And Now a Word From The Sponsor

Welcome to my site and thank you for reading. After many times thinking, if only I had a blog, well-- here we are. This blog will feature writings on a variety of topics from roadside food, to leadership in the fire service; politics; culture- gay, straight, and indifferent, my experiences in Ohio, New York and beyond; and much much more. It's my hope that you will find it interesting and that it stirs at least some thought and discussion. I am certain you wont always agree, but that is what its all about right? Oh and one more thing:

The views expressed on this site are entirely my own. They do not reflect in anyway the views or positions of my employer (s) and should not taken as official policy of ANY organization with which I am associated.
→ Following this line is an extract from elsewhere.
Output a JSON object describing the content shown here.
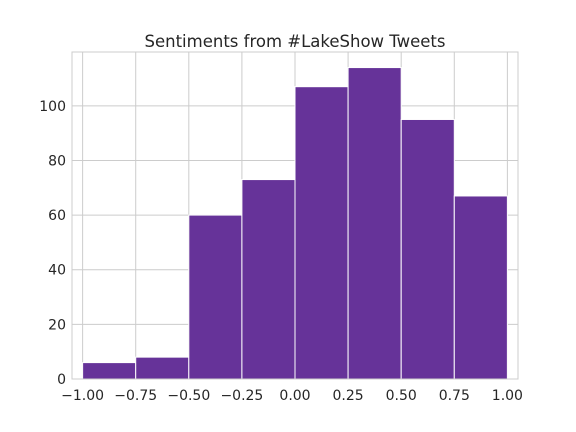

Reading or sharing any post from this site shall be taken as an indication that you have read this disclaimer and understand it.

Tuesday, January 26, 2016

Dispatch Basics: Verify! (and Replace if Required)

I have to confess that I am surprised that this may be a revelation for some centers.  Granted, it may be a policy issue and not a dispatcher issue, but it seems like common sense:

(Part 1) Verify that the units you have sent to the assignment are actually going. 
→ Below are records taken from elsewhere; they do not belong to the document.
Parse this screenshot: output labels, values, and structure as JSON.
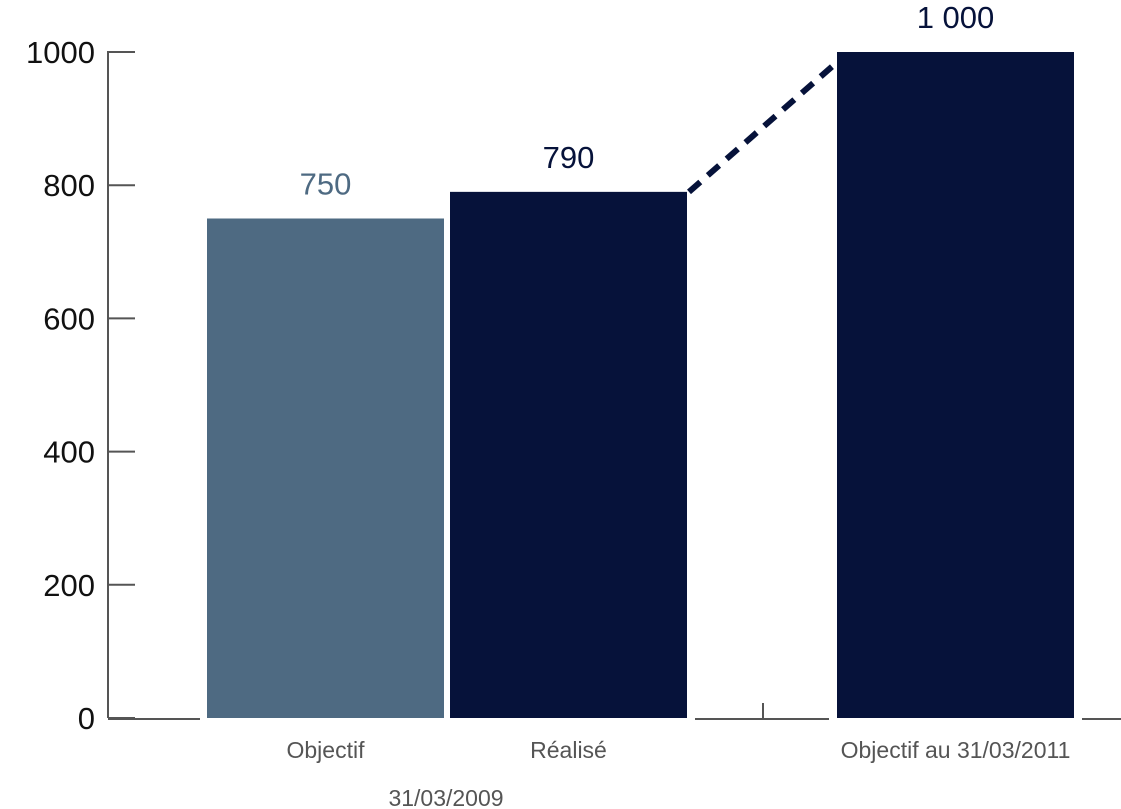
{
  "chart_data": {
    "type": "bar",
    "title": "",
    "xlabel": "",
    "ylabel": "",
    "ylim": [
      0,
      1000
    ],
    "yticks": [
      "0",
      "200",
      "400",
      "600",
      "800",
      "1000"
    ],
    "grid": false,
    "categories": [
      "Objectif",
      "Réalisé",
      "Objectif au 31/03/2011"
    ],
    "values": [
      750,
      790,
      1000
    ],
    "value_labels": [
      "750",
      "790",
      "1 000"
    ],
    "bar_colors": [
      "#4e6a82",
      "#06123a",
      "#06123a"
    ],
    "label_colors": [
      "#4e6a82",
      "#06123a",
      "#06123a"
    ],
    "group_label": "31/03/2009",
    "connector": {
      "from_category": "Réalisé",
      "to_category": "Objectif au 31/03/2011",
      "style": "dashed"
    }
  }
}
(Part 2) If they are not responding in a pre-determined amount of time, replace them! 

This should not require permission from an IC or some sort of special papal dispensation. It is truly a matter of common sense.  The next step, after replacing the missing in action unit, is to notify the responding IC or the other unit (if there is one) that you were unable to verify the other unit and have replaced them with Unit XXX. 

Some examples:

You assign two patrol units to a disturbance.  The first unit acknowledges the call on their MDC.  The second does not.  Ten seconds later, you call the unit on the radio and they do not respond.  Call one more time.  Wait ten seconds.  Then assign the next closest car.  Immediately after, notify the first unit of the change.  This is a safety issue that may impact the actions of the first car.  Whether their back-up is coming from one minute or ten minutes away could have a significant impact on whether they go directly into the location, or wait.
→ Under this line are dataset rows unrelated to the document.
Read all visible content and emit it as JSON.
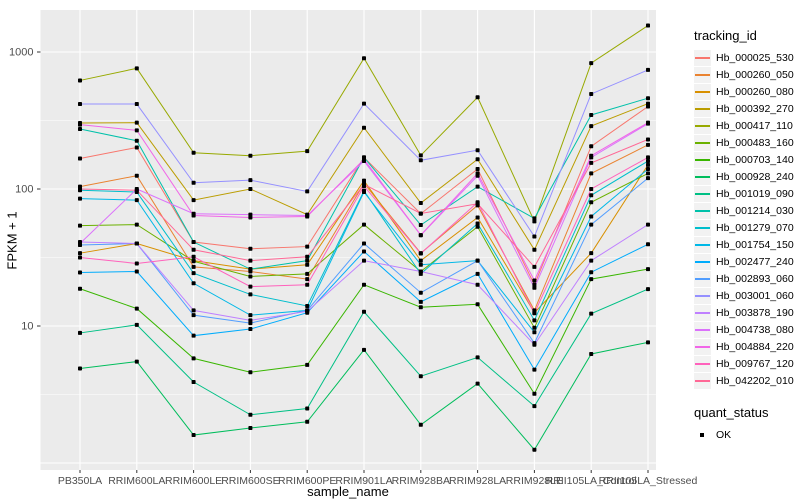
{
  "axes": {
    "x": {
      "title": "sample_name"
    },
    "y": {
      "title": "FPKM + 1",
      "tick_labels": [
        "10",
        "100",
        "1000"
      ],
      "tick_values": [
        10,
        100,
        1000
      ]
    }
  },
  "legend": {
    "tracking_title": "tracking_id",
    "quant_title": "quant_status",
    "quant_items": [
      {
        "label": "OK"
      }
    ]
  },
  "style": {
    "panel_background": "#EBEBEB",
    "gridline_color": "#FFFFFF",
    "tick_label_color": "#4D4D4D",
    "point_color": "#000000",
    "legend_key_background": "#F2F2F2"
  },
  "chart_data": {
    "type": "line",
    "title": "",
    "xlabel": "sample_name",
    "ylabel": "FPKM + 1",
    "y_scale": "log10",
    "ylim": [
      0.88,
      1800
    ],
    "grid": true,
    "legend_position": "right",
    "categories": [
      "PB350LA",
      "RRIM600LA",
      "RRIM600LE",
      "RRIM600SE",
      "RRIM600PE",
      "RRIM901LA",
      "RRIM928BA",
      "RRIM928LA",
      "RRIM928LE",
      "RRII105LA_Control",
      "RRII105LA_Stressed"
    ],
    "series": [
      {
        "name": "Hb_000025_530",
        "color": "#F8766D",
        "values": [
          167,
          201,
          41,
          36.6,
          38,
          170,
          66,
          140,
          20,
          205,
          400
        ]
      },
      {
        "name": "Hb_000260_050",
        "color": "#EA8331",
        "values": [
          104,
          125,
          27,
          25,
          22,
          110,
          34,
          76,
          13,
          130,
          210
        ]
      },
      {
        "name": "Hb_000260_080",
        "color": "#D89000",
        "values": [
          34,
          40,
          30,
          26,
          28,
          115,
          30,
          62,
          12.5,
          34,
          150
        ]
      },
      {
        "name": "Hb_000392_270",
        "color": "#BB9D00",
        "values": [
          303,
          305,
          83,
          100,
          65,
          280,
          79,
          165,
          36,
          288,
          420
        ]
      },
      {
        "name": "Hb_000417_110",
        "color": "#97A900",
        "values": [
          620,
          760,
          184,
          175,
          189,
          900,
          176,
          467,
          58,
          830,
          1560
        ]
      },
      {
        "name": "Hb_000483_160",
        "color": "#6BB100",
        "values": [
          54,
          55,
          29.7,
          23,
          24,
          55,
          25,
          53,
          9.7,
          80,
          130
        ]
      },
      {
        "name": "Hb_000703_140",
        "color": "#39B600",
        "values": [
          18.7,
          13.4,
          5.8,
          4.6,
          5.2,
          20,
          13.7,
          14.4,
          3.2,
          22,
          26
        ]
      },
      {
        "name": "Hb_000928_240",
        "color": "#00BD5C",
        "values": [
          4.9,
          5.5,
          1.6,
          1.8,
          2.0,
          6.7,
          1.9,
          3.8,
          1.25,
          6.25,
          7.6
        ]
      },
      {
        "name": "Hb_001019_090",
        "color": "#00C085",
        "values": [
          8.9,
          10.2,
          3.9,
          2.25,
          2.5,
          12.7,
          4.3,
          5.9,
          2.6,
          12.3,
          18.6
        ]
      },
      {
        "name": "Hb_001214_030",
        "color": "#00C1AA",
        "values": [
          274,
          225,
          41,
          26,
          30,
          170,
          54.6,
          104,
          61,
          347,
          460
        ]
      },
      {
        "name": "Hb_001279_070",
        "color": "#00BECC",
        "values": [
          98,
          95,
          24.3,
          17,
          14,
          97,
          24,
          56,
          11,
          90,
          160
        ]
      },
      {
        "name": "Hb_001754_150",
        "color": "#00B8E7",
        "values": [
          85,
          83,
          20.5,
          12,
          13,
          95,
          28,
          30,
          9,
          63,
          140
        ]
      },
      {
        "name": "Hb_002477_240",
        "color": "#00ACFC",
        "values": [
          24.6,
          25,
          8.5,
          9.5,
          12.5,
          35,
          15,
          24,
          4.8,
          24.7,
          39.5
        ]
      },
      {
        "name": "Hb_002893_060",
        "color": "#529EFF",
        "values": [
          39,
          40,
          12,
          10.5,
          13,
          40,
          17.5,
          30,
          7.5,
          55,
          120
        ]
      },
      {
        "name": "Hb_003001_060",
        "color": "#9590FF",
        "values": [
          417,
          417,
          111,
          116,
          96,
          420,
          162,
          192,
          45,
          494,
          740
        ]
      },
      {
        "name": "Hb_003878_190",
        "color": "#BF80FF",
        "values": [
          41,
          40,
          13,
          11,
          12.8,
          30,
          25,
          20,
          7.3,
          30,
          55
        ]
      },
      {
        "name": "Hb_004738_080",
        "color": "#DB72FB",
        "values": [
          40,
          100,
          66,
          65,
          64,
          160,
          46,
          125,
          19,
          170,
          300
        ]
      },
      {
        "name": "Hb_004884_220",
        "color": "#F166E8",
        "values": [
          295,
          268,
          64,
          62,
          63,
          165,
          46.1,
          130,
          21.5,
          175,
          305
        ]
      },
      {
        "name": "Hb_009767_120",
        "color": "#FF62BC",
        "values": [
          31.6,
          28.6,
          32,
          19.4,
          20,
          105,
          33.8,
          80,
          12.4,
          100,
          170
        ]
      },
      {
        "name": "Hb_042202_010",
        "color": "#FF6896",
        "values": [
          100,
          98,
          36,
          30,
          32,
          108,
          66.3,
          78,
          27,
          155,
          230
        ]
      }
    ]
  }
}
You dispatch three engines to a fire along with a Battalion Chief.  The second due engine does not acknowledge their  run.  You must replace them, AND notify both the IC AND the second due engine of the change in assignment. In many areas, the second due engine is responsible for water supply.  The third due has a different role on the scene of the fire.  Disaster could ensue if the third due engine is not aware that they must now assume the role of water supply.  Granted, your procedures may be different, but this is just one situation where replacement and advisement are very important. 

The same situation could exist on an EMS run, where a BLS unit would wait on the scene if the originally assigned paramedic unit was coming from five minutes away.  However, with a critical patient, a hospital ten minutes away, and the paramedic unit coming from twenty minutes away, the EMTs may decide to transport immediately. 

In all of these cases it comes down to taking the simple steps to ensure the most effective outcome.  Verify assigned units are responding, take the correct action if they are not, and ensure that the people who need to know- KNOW.  Dispatchers can play a very important role in ensuring effective and timely response of units, no matter what the emergency and its starts with verifying that response.